Color Wheel TriangulationThis sounds interesting in theory, but in practice, how do these colors look together in soap?

I recently made a batch of Autumn Fig Harvest, with a new fragrance from Bramble Berry (which I tested as part of the S.O.A.P. Panel). One of the first things I do if I am not sure what kind of color combination I might want to try is look for images using Google Image Search. I simply Googled the fragrance oil name, and this is the set of images that I could see (screen-captured because of the changing nature of the Internet):

Screen Shot of Google Image SearchThe images in the top and middle rows caught my eye. The first two images in row one are straight from Bramble Berry’s site. The third image, however, comes from a cooking blog called Figs, Bay & Wine. Notice the green and purple in the plums. As I said in my earlier post about color theory, turning to nature for color combinations is often a good idea because nature understands color theory. Finding that picture was a lucky accident because I was not searching for plums at all. Skipping over the fourth picture, notice the third image is a pumpkin in a fall setting. My eye was drawn to how these colors looked next to each other: purple, green, and orange. Even though those colors (with the exception perhaps of purple) have little to do with figs, I knew I had found the color combination I wanted to use.

Celine Blacow has said in her soapmaking videos that using white is often what brings a color combination together. I have noticed the difference white makes in pulling together the look of a soap. It’s not always necessary, but it often does make a huge difference in the soap’s design. So, a field of white would be important in pulling together a design with purple, orange, and green. I thought the three colors would have an autumnal look as well.

Purple can be tricky in soap if you just use oxides, but I had recently purchased a set of Vibrance Micas from Nurture Soap Supplies. I used the Vibrance Purple and Green micas, and I probably could have used the Vibrance Orange from this set as well, but elected to use Clementine Pop Mica from Rustic Escentuals.
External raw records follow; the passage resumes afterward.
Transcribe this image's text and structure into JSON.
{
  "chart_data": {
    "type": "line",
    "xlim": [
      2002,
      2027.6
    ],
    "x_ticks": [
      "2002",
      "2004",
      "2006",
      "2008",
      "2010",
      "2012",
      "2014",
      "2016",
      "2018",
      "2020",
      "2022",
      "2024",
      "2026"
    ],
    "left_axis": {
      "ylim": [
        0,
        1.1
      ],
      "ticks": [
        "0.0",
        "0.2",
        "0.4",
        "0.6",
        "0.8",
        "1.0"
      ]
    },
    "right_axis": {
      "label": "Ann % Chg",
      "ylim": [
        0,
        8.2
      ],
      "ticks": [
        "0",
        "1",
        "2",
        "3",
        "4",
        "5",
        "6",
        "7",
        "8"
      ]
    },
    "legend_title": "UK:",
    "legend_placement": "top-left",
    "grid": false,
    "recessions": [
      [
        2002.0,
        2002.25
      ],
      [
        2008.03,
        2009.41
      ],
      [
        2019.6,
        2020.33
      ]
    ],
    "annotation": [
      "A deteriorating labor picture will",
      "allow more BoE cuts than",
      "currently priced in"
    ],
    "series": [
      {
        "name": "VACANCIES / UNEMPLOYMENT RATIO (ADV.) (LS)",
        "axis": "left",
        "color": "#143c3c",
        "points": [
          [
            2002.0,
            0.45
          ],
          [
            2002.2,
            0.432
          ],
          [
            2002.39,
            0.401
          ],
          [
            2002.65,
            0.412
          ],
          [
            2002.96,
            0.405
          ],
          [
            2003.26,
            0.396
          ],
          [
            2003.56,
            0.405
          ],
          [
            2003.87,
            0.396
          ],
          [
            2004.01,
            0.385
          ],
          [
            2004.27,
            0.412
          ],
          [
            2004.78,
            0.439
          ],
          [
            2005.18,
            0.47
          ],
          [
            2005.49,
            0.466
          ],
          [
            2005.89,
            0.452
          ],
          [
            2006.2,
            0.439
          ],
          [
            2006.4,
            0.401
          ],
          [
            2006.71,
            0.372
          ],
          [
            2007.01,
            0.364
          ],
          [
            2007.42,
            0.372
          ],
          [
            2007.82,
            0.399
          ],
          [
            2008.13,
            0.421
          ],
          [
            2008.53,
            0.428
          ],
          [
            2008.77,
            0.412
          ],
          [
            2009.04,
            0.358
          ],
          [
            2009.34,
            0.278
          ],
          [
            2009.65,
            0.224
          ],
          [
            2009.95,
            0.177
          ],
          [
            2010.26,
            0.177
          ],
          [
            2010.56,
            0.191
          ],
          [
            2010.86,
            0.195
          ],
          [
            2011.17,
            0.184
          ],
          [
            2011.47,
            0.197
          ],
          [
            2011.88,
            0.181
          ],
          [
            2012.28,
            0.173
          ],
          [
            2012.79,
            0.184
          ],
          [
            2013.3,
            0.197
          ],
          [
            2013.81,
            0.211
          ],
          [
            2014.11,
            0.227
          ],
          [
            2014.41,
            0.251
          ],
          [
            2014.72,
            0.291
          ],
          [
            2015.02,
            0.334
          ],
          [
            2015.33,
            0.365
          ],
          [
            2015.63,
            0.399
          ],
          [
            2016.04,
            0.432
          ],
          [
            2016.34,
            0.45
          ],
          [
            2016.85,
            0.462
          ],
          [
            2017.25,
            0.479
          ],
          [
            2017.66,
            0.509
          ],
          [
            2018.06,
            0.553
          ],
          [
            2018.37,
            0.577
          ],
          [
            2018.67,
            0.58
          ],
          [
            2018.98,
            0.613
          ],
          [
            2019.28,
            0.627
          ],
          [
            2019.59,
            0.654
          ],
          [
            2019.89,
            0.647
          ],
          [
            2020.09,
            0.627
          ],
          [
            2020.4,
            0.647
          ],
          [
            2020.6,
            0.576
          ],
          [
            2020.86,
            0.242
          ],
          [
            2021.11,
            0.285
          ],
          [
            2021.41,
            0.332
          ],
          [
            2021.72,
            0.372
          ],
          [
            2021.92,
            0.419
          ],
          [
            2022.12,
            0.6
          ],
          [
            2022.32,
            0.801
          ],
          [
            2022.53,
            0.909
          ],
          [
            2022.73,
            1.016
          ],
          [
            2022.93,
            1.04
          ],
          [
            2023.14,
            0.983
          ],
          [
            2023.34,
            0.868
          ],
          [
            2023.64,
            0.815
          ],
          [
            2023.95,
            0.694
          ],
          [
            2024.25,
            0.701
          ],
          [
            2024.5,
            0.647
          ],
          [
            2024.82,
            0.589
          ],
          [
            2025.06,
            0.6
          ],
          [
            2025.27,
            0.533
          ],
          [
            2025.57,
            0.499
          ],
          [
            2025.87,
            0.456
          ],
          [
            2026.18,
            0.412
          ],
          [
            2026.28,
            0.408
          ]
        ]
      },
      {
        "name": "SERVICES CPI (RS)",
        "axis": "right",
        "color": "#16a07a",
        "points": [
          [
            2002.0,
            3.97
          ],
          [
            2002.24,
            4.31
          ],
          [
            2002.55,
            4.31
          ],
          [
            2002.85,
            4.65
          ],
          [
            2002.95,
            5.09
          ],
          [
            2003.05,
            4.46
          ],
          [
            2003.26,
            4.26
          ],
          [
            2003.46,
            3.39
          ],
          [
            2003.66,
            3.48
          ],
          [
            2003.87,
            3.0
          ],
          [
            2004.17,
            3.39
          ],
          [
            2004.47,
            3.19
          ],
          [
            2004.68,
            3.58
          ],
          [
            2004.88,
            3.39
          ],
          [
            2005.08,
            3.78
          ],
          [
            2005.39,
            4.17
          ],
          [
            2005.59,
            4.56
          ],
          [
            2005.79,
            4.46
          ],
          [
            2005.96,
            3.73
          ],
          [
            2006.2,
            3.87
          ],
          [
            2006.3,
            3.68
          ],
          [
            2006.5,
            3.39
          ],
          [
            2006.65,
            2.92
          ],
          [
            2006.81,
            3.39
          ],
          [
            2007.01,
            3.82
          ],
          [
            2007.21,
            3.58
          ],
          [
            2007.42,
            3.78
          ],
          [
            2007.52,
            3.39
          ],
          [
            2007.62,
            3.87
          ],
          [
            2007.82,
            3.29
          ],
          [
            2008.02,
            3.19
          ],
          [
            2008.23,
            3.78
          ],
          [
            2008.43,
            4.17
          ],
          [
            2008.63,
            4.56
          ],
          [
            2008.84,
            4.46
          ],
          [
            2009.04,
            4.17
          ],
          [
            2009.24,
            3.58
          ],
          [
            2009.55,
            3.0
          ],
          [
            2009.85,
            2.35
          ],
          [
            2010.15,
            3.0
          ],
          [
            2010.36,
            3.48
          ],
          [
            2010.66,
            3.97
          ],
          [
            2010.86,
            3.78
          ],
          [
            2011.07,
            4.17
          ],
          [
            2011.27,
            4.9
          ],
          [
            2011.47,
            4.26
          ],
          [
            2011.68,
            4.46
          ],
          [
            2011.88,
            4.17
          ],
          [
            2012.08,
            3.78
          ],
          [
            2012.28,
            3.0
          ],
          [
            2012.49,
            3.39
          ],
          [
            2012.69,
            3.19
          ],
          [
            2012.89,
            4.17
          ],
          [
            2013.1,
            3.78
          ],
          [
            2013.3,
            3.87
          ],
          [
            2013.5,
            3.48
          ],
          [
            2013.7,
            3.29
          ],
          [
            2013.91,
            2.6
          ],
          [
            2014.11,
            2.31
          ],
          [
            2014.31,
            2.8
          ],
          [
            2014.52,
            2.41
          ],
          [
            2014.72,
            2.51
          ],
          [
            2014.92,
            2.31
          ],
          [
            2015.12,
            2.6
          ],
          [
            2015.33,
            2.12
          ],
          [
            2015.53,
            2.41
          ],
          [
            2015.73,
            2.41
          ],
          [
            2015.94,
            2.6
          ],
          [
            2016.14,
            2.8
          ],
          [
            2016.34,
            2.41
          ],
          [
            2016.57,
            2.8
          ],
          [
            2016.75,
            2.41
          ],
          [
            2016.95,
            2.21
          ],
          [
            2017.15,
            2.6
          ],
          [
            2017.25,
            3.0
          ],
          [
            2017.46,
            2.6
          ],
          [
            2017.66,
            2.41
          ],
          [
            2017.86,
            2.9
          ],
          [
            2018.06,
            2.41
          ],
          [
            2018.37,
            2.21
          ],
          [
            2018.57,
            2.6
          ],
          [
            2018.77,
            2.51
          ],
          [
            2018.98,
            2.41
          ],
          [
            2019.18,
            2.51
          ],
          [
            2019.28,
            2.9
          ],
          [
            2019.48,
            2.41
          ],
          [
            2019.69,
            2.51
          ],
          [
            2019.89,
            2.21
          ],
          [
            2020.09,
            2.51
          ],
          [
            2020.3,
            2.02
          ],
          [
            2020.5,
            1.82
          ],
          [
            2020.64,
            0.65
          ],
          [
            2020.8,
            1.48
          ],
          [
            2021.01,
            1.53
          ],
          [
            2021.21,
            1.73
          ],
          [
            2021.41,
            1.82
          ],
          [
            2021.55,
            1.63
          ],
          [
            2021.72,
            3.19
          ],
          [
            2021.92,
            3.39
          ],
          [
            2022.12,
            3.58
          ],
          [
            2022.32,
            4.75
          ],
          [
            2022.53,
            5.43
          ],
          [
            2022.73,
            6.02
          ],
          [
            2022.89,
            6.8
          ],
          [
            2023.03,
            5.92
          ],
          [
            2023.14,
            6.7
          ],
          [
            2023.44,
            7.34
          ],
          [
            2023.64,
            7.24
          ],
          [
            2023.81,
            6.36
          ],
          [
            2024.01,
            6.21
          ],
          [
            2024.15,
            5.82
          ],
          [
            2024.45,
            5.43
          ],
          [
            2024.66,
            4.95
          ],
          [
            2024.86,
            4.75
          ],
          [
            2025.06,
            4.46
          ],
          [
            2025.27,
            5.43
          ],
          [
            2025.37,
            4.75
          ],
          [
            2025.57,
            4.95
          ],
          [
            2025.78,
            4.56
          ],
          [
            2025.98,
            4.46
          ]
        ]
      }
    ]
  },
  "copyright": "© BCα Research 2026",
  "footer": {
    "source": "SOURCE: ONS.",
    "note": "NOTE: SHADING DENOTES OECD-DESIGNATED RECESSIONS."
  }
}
I had used it before, and I knew it would make a nice pumpkin shade in the soap.

Here is what the soap looked like in the mold.

Autumn Fig Harvest in the moldFirst I poured in a layer of white, then I did a drop swirl with each of the other three colors. I decided to try the spatter-top technique (a sort of Jackson Pollock effect). Just like using white, I have found that a bit of glitter also adds something extra special to soap.

Here is what the soap looks like cut:

Autumn Fig HarvestYou will notice I have a bit of titanium dioxide crackle, also known as glycerine rivers, in the soap in the white parts. There are many intriguing theories about what causes them—the most recent interesting one I came across is the amount of water used in the lye solution—but frankly, I haven’t been able to figure out why they happen sometimes and don’t other times. I believe them to be the result of heat because when I do not gel my soaps, I never have them. However, gelling soaps produces more vibrant colors and allows soaps to be cut and eventually used earlier than non-gelled soaps, and when I can, I try to gel them. Actually, the TD crackle is an interesting look. I’m sure other soapmakers see these soaps and think of them as mistakes, but the sort of antique look of TD crackle can lend interest (of course, that’s also just my opinion, and I’ve stopped trying to fight it).

The colors do look nice together. They make a bold statement, perhaps because they are triangulating colors. Try moving the triangle around the color wheel to come up with other bold combinations: red, yellow, and blue; violet-red (cranberry), orange-yellow, and light blue. In each case, the combination is a striking mix of complementary colors.

Another combination of colors to try is the square.

Square PaletteAgain, a striking combination of colors. In the example above, orange, yellow-green (lime), blue, and violet-red (cranberry). Each of the colors is two apart, which sets them off a little more than analogous colors (think red, yellow, and orange as analogous) would do. Try moving the square around the wheel to create other combinations.

Playing with color combinations using the color wheel can help you create appealing soap color combinations. Have you used the color wheel in your soaping creations? What were the results? How do you decide what colors to use? Chime in the comments!